The Wedding of The Unicorn Maiden and The Firebird Prince

She was born of moonlight and meadow,
A maiden crowned in spiral horn,
Whose breath could calm the storming sky
And bid the wildest beast be sworn.

He came from ash and burning feather,
A prince of flame, of wing and woe,
Whose voice could split the mountain stone
And set the frozen rivers flow.

She danced where silence kissed the dew,
He flew where thunder dared to roam.
And when they met, the spheres grew still—
The stars leaned close, the winds flew home.
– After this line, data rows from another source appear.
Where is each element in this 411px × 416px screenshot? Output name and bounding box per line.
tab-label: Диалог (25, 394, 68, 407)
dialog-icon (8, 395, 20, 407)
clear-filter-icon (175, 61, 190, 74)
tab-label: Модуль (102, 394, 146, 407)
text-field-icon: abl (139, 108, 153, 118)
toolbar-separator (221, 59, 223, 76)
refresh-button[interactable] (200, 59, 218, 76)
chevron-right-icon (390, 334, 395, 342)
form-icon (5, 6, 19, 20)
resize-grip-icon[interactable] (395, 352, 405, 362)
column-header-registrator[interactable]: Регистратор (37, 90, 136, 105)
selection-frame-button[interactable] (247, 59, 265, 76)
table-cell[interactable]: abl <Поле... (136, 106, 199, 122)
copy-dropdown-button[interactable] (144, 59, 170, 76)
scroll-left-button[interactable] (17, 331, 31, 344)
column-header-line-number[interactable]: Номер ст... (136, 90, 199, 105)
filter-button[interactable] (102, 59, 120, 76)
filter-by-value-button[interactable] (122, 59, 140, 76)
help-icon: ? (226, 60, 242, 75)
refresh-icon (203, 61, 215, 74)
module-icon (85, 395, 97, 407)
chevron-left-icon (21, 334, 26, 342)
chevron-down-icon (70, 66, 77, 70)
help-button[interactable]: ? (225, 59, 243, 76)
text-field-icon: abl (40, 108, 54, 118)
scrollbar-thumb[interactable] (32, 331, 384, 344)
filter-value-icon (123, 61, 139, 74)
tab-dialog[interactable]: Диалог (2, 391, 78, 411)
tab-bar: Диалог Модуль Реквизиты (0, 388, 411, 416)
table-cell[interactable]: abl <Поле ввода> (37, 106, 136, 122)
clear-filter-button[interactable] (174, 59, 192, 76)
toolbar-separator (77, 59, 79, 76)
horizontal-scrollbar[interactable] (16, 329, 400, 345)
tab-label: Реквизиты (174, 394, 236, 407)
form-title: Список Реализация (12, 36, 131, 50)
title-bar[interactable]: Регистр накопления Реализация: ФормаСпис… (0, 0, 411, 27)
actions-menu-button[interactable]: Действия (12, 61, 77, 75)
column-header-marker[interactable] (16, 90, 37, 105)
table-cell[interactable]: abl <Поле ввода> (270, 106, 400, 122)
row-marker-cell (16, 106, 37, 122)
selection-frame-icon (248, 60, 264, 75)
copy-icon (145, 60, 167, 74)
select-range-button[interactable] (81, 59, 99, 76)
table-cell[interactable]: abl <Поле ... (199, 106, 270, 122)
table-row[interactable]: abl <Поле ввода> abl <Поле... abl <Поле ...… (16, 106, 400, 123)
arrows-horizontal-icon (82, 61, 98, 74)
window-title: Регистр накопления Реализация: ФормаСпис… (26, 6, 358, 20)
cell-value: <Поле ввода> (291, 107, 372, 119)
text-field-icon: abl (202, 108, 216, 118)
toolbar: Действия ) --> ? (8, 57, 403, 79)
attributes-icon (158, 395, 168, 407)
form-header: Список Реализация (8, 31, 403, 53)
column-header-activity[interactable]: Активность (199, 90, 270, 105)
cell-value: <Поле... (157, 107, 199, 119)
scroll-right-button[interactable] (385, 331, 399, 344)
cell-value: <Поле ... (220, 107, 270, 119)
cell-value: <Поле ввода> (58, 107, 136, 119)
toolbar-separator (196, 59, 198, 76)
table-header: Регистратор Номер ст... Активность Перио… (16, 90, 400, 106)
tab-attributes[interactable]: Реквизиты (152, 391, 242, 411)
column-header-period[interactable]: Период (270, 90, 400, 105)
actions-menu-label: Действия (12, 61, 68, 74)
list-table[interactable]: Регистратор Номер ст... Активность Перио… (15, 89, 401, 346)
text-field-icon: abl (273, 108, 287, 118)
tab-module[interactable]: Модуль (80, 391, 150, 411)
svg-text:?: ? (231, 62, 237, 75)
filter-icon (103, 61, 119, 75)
He burned, she sang. He wept, she knelt.
And in that hush, their forms unspoke.
Her horn turned gold, his wings grew pale,
As fire and grace in union woke.

They kissed beneath the seventh sphere,
Where music folds and time forgets.
And from their love, a garden bloomed
With blossoms shaped like silhouettes.

Some say they turned to constellation,
A spiral flame in twilight’s dome.
Others claim they walk the sea,
Still seeking songs to call them home.

The Song of the Deep Sisters

Beneath the foam where moonlight fades,
The sisters sing in silver braids.
Their voices curl like kelp and thread,
And wake the dreams of sleeping dead.
Nymphs of tide and @Tritons fair,
With coral eyes and salt-swept hair,
They do not lure, they do not lie—
They ask the sea to teach you why.
One sang to kings who lost their crown,
One sang to ships that drifted down.
And one, the youngest, sang alone—
Her song became the ocean’s tone.

The Northern Reach

Where sky grows thin and stars bend low,
The northern winds begin to glow.
The ice does not just bite—it sings,
And carves its hymns in mountain rings.

There, heaven touches earth with frost,
And time forgets what it has lost.
The sun is shy, the moon is bold,
And silence speaks in tongues of old.

A traveler once climbed past the light,
And found a gate of crystal night.
He knocked but once, then turned to flame—
And vanished with no name to claim.

The Deeds of Halion the Bound

Halion, born of ash and thread,
Was bound in chains before he bled.
A hero not by birth or right,
But by the way he bore his fight.

He slew no beast, he claimed no throne,
He walked the world entirely alone.
Yet every village knew his name—
Not for his sword, but for his flame.

He lit the fires in darkest caves,
He sang to children born of slaves.
And when he died, the stars grew dim—
For even gods had wept for him.

The Wheel and the Garden Sphere

The wheel turns not for wrath or grace,
It turns because it must.
The stars do not recall your face,
Nor marble hold your trust.

I once walked paths where music grew,
Where thought was fruit, and speech was dew.
Now silence tends the garden gate,
And time forgets what once was true.

Shall I curse the wheel for turning?
Shall I beg the sky to stay?
Or shall I learn the art of yearning,
And sing what cannot slip away?

For memory is not a prison—
It is a lamp, a thread, a shore.
And though the sea may steal my kingdom,
It cannot take what I adore.

So let the wheel grind down my name,
Let banners fall and tyrants fade.
I’ll be forged with truth in ash and flame,
And return again to your loving gaze.